Es así como del uso, más o menos sostenible en relación a las tareas relacionadas con el mundo rural que se habían desarrollado durante siglos, se pasó al abuso casi hasta el punto de la extinción. Mucho contribuyó a ello la costumbre de elaborar adornos con ramas de acebo. También el hecho de que las más demandadas fueran, precisamente, aquellas que contenían un mayor número de sus llamativos frutos rojos. Esas bolitas, además de constituir una imprescindible dieta de invierno para muchos animales del bosque, eran también las semillas que aseguraban la propagación del bosque y el mantenimiento de la especie. El acebo es un árbol de crecimiento relativamente lento y, al disminuir, sus posibilidades de reproducción como consecuencia de la desaforada corta de ramas con frutos, acabó por convertirse en una especie en recesión.

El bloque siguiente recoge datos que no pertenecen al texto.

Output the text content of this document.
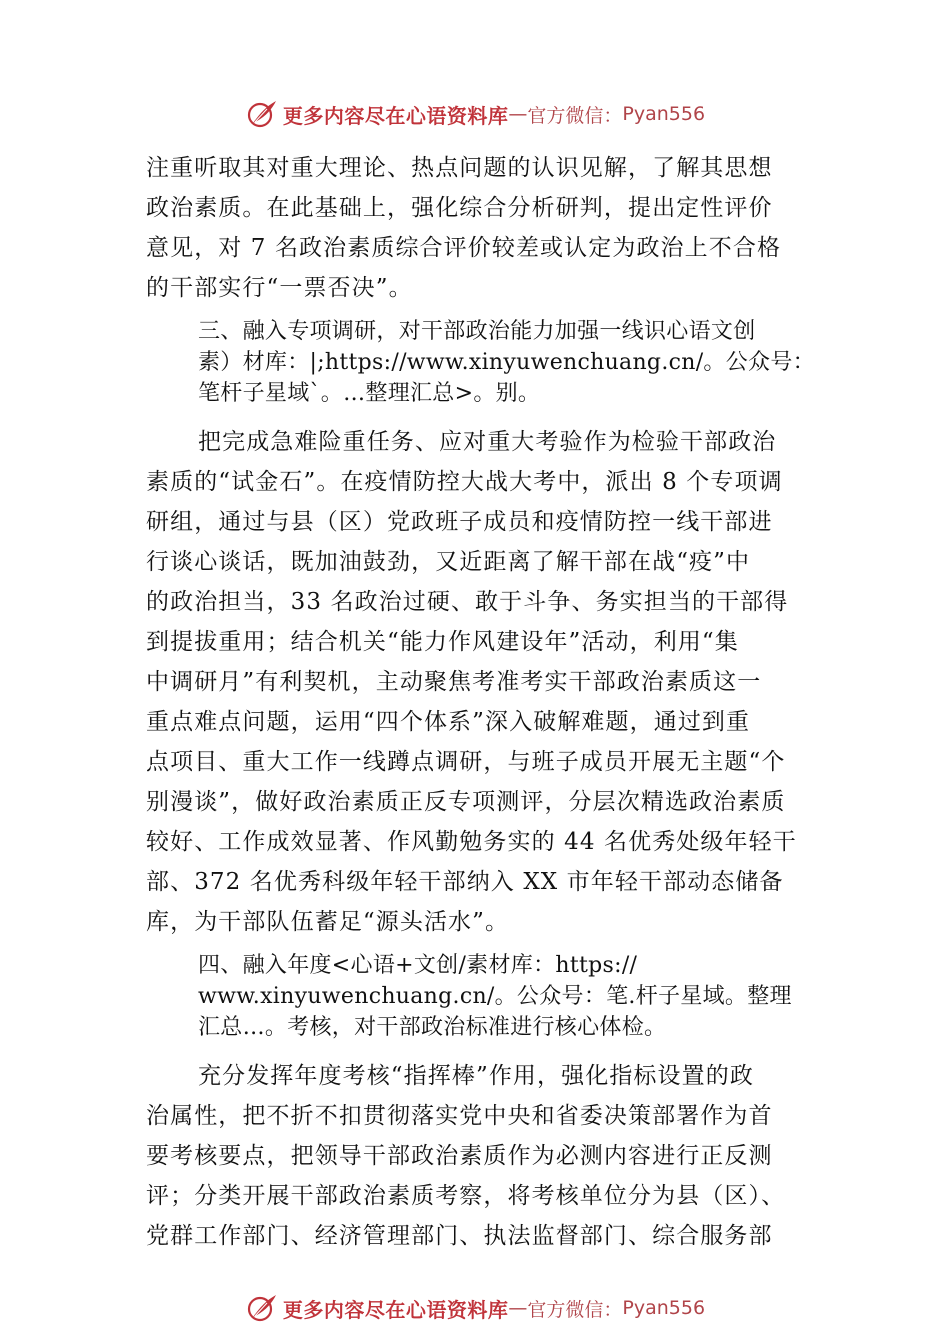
更多内容尽在心语资料库 — 官方微信： Pyan556

注重听取其对重大理论、热点问题的认识见解，了解其思想

政治素质。在此基础上，强化综合分析研判，提出定性评价

意见，对 7 名政治素质综合评价较差或认定为政治上不合格

的干部实行“一票否决”。

三、融入专项调研，对干部政治能力加强一线识心语文创

素）材库：|;https://www.xinyuwenchuang.cn/。公众号：

笔杆子星域`。…整理汇总>。别。

把完成急难险重任务、应对重大考验作为检验干部政治

素质的“试金石”。在疫情防控大战大考中，派出 8 个专项调

研组，通过与县（区）党政班子成员和疫情防控一线干部进

行谈心谈话，既加油鼓劲，又近距离了解干部在战“疫”中

的政治担当，33 名政治过硬、敢于斗争、务实担当的干部得

到提拔重用；结合机关“能力作风建设年”活动，利用“集

中调研月”有利契机，主动聚焦考准考实干部政治素质这一

重点难点问题，运用“四个体系”深入破解难题，通过到重

点项目、重大工作一线蹲点调研，与班子成员开展无主题“个

别漫谈”，做好政治素质正反专项测评，分层次精选政治素质

较好、工作成效显著、作风勤勉务实的 44 名优秀处级年轻干

部、372 名优秀科级年轻干部纳入 XX 市年轻干部动态储备

库，为干部队伍蓄足“源头活水”。

四、融入年度<心语+文创/素材库：https://

www.xinyuwenchuang.cn/。公众号：笔.杆子星域。整理

汇总…。考核，对干部政治标准进行核心体检。

充分发挥年度考核“指挥棒”作用，强化指标设置的政

治属性，把不折不扣贯彻落实党中央和省委决策部署作为首

要考核要点，把领导干部政治素质作为必测内容进行正反测

评；分类开展干部政治素质考察，将考核单位分为县（区）、

党群工作部门、经济管理部门、执法监督部门、综合服务部

更多内容尽在心语资料库 — 官方微信： Pyan556
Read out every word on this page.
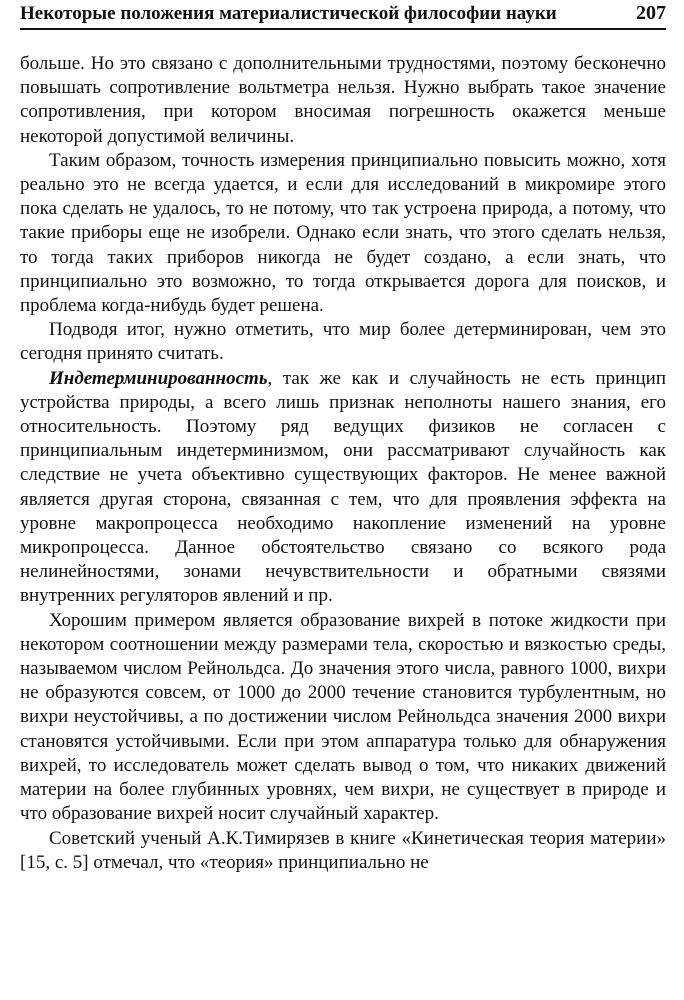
Некоторые положения материалистической философии науки	207

больше. Но это связано с дополнительными трудностями, поэтому бесконечно повышать сопротивление вольтметра нельзя. Нужно выбрать такое значение сопротивления, при котором вносимая погрешность окажется меньше некоторой допустимой величины.

Таким образом, точность измерения принципиально повысить можно, хотя реально это не всегда удается, и если для исследований в микромире этого пока сделать не удалось, то не потому, что так устроена природа, а потому, что такие приборы еще не изобрели. Однако если знать, что этого сделать нельзя, то тогда таких приборов никогда не будет создано, а если знать, что принципиально это возможно, то тогда открывается дорога для поисков, и проблема когда-нибудь будет решена.

Подводя итог, нужно отметить, что мир более детерминирован, чем это сегодня принято считать.

Индетерминированность, так же как и случайность не есть принцип устройства природы, а всего лишь признак неполноты нашего знания, его относительность. Поэтому ряд ведущих физиков не согласен с принципиальным индетерминизмом, они рассматривают случайность как следствие не учета объективно существующих факторов. Не менее важной является другая сторона, связанная с тем, что для проявления эффекта на уровне макропроцесса необходимо накопление изменений на уровне микропроцесса. Данное обстоятельство связано со всякого рода нелинейностями, зонами нечувствительности и обратными связями внутренних регуляторов явлений и пр.

Хорошим примером является образование вихрей в потоке жидкости при некотором соотношении между размерами тела, скоростью и вязкостью среды, называемом числом Рейнольдса. До значения этого числа, равного 1000, вихри не образуются совсем, от 1000 до 2000 течение становится турбулентным, но вихри неустойчивы, а по достижении числом Рейнольдса значения 2000 вихри становятся устойчивыми. Если при этом аппаратура только для обнаружения вихрей, то исследователь может сделать вывод о том, что никаких движений материи на более глубинных уровнях, чем вихри, не существует в природе и что образование вихрей носит случайный характер.

Советский ученый А.К.Тимирязев в книге «Кинетическая теория материи» [15, с. 5] отмечал, что «теория» принципиально не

Por suerte, esa tendencia parece frenada a tiempo y no es raro encontrarse cada vez con más frecuencia con frondosas manchas de acebo prosperando en el interior de hayedos o robledales del norte de Castilla y León o, incluso, en la umbría de los castañares que salpican la sierra de Francia. Pero el acebo en ocasiones excepcionales deja de ser un mero inquilino de bosques dominados por otras especies para constituir sus propios bosques, los acebales. Y por suerte también, Castilla y León atesora algunos de los acebales más importantes de España, como los de las dehesas de Prádena y Matabuena, en la sierra segoviana de Guadarrama; o el de Garagüeta, en Soria. Aunque cualquier momento del año es bueno para disfrutar de la magia del acebo, la Navidad se aparece como un momento cargado de simbolismo. Es, también, el momento del año en el que los acebales aparecen vestidos con sus mejores galas: el contraste de sus hojas lustrosas, duras, y de un verde oscuro con el rojo intenso de sus frutos, también brillantes y distribuidos por todo el árbol componen una estampa tan llamativa como inolvidable.
Acebal de Garagüeta.
Este bosque, que acaba de ser declarado espacio natural protegido, es excepcional tanto por la antigüedad, la cantidad y la calidad de su mancha forestal: tiene una extensión de 406 hectáreas -una de las mayores de Europa- de las que 180 son las que ocupan en realidad los acebos, algunos con edades superiores a los 125 años. El celo de los habitantes a los que pertenece la dehesa y su forma de explotación tradicional, al menos desde el siglo XII, ha conseguido que el acebal de Garagüeta llegara, más o menos en buen estado, hasta nuestros días. Resulta imprescindible comenzar la visita por la Casa del Acebo, centro de interpretación desde el que informan también de los paseos que es posible realizar en su entorno.
Dehesa de Prádena.
Es el acebal más meridional de España y la mancha más importante de la sierra de Guadarrama. El acceso puede realizarse, a pie, desde Prádena en una ascensión de tres kilómetros que se recorren en 45 minutos. No presenta dificultad alguna, aunque si cierto desnivel.